A New York psychiatrist, Jeremy Coplan has been attempting to bridge the gap between mood and biological disorders for decades. Most studies to date have examined the overlap between mood disorders.
A large 2013 study, for instance, found that alterations in calcium channel genes increase the risk of coming down with a wide variety of psychological disorders.
In 2009 Coplan found that increased brain lactate – found in both chronic fatigue syndrome and fibromyalgia – is associated with panic-like symptoms in rats.
In 2005 he found that reduced blood flows to the frontal cortical regions of the brain induced anxiety in laboratory animals. In 2007 he noted that over or under activity of the prefrontal cortex could induce panic-like symptoms.
To test his hypothesis he gathered together a set of people with an anxiety disorder who also had a physical condition, and assessed the incidence of a wide variety of pain, muscoskeletal, immune and psychiatric conditions present.
Joint problems are common. Autoimmune processes may be present. Coplan proposed that these patients had a spectrum disorder in which five symptom/condition domains dominated.
A = Anxiety disorder (mostly panic disorder);
L = Ligamentous laxity (joint hypermobility syndrome, scoliosis, double-jointedness, mitral valve prolapse, easy bruising);
P = Pain (fibromyalgia, migraine and chronic daily headache, irritable bowel syndrome, prostatitis/cystitis);
I = Immune disorders (hypothyroidism, asthma, nasal allergies, chronic fatigue syndrome); and
M = Mood disorders (major depression, Bipolar II and Bipolar III disorder, tachyphylaxis. Two thirds of patients in the study with mood disorder had diagnosable bipolar disorder and most of those patients had lost response to antidepressants).
Ehlers Danlos Syndrome (joint hypermobility) may have driven much of Coplan’s thinking on this subject.
EDS and other genetically determined connective tissue disorders such as Marfan’s disease have been associated with a high risk of psychiatric disorders (anxiety disorders, depression, schizophrenia, autism, attention deficit/hyperactivity disorder, eating disorders, personality disorders and substance use/misuse.) Clearly some common genetic underpinning is present. Just what is not clear
In fact many of the conditions listed have a spectrum-like appearance; i.e. they often appear together and transcend disease boundaries.

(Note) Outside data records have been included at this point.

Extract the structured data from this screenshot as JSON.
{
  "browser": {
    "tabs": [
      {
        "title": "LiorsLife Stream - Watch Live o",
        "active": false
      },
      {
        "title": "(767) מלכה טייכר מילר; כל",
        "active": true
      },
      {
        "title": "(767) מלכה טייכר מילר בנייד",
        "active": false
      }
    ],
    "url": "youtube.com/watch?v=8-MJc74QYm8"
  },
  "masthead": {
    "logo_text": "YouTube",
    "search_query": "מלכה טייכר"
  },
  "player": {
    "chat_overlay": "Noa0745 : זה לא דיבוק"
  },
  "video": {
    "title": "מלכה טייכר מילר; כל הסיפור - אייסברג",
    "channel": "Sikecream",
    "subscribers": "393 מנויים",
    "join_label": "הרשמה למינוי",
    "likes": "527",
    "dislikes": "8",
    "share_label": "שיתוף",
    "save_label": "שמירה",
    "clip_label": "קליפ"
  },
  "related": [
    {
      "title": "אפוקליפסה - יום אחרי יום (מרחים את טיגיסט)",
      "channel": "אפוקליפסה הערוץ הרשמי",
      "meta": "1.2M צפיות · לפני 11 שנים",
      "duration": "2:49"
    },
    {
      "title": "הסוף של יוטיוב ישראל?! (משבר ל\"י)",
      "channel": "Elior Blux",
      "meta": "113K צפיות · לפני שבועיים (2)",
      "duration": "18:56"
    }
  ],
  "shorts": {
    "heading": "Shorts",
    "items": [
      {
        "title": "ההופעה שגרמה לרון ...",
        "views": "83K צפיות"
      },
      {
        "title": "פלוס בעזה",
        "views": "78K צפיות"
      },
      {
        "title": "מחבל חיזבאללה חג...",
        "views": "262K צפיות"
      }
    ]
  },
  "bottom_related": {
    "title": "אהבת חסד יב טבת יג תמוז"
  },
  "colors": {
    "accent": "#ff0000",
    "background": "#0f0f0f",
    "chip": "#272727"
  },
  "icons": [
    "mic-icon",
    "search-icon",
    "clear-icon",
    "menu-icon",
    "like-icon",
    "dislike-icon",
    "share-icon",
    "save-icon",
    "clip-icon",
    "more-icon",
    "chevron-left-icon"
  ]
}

A recent study, for instance, found that inflammatory disorders, “functional somatic syndromes” (i.e. ME/CFS, FM, IBS, etc.) and psychiatric disorders are also commonly found in migraine. The symptom spread in migraine, like ME/CFS and FM (and apparently anxiety, EDS, etc.) is enormous.
The authors concluded that migraine was a central sensitization disorder. A central sensitization disorder involving the immune system (the microglia) that impacts different parts of the sensory apparatus, could be present in many of these disorders.
Coplan’s experience, however, suggests that that kind of analysis is too limiting. He believes that many psychological disorders transcend the boundaries that have been imposed by researchers and vice versa. They are better viewed on a spectrum that includes both psychological and physiological component.
“Our argument is that delineations in medicine can be arbitrary and that some disorders that are viewed as multiple disparate and independent conditions may best be viewed as a single spectrum disorder with a common genetic etiology,” Dr. Coplan
A similar study of ME/CFS and FM patients would likely have similar and different findings. Joint laxity, headache, migraine, irritable bowel syndrome, hypothyroidism and depression appear to be fairly common in ME/CFS and perhaps FM. Bipolar disorder, tachyphylaxis and anxiety disorder don’t appear to be nearly as common.
Smashing boundaries between diseases is getting to be pretty common. Inflammation is now judged to play a major role not just in diseases like heart disease and diabetes but in about a third of people with depression.
Fibromyalgia is found in a significant subset of people with arthritis and other conditions.
Antidepressants don’t just help with depression but reduce pain in people without depression, improve sleep in people without depression, and reduce inflammation.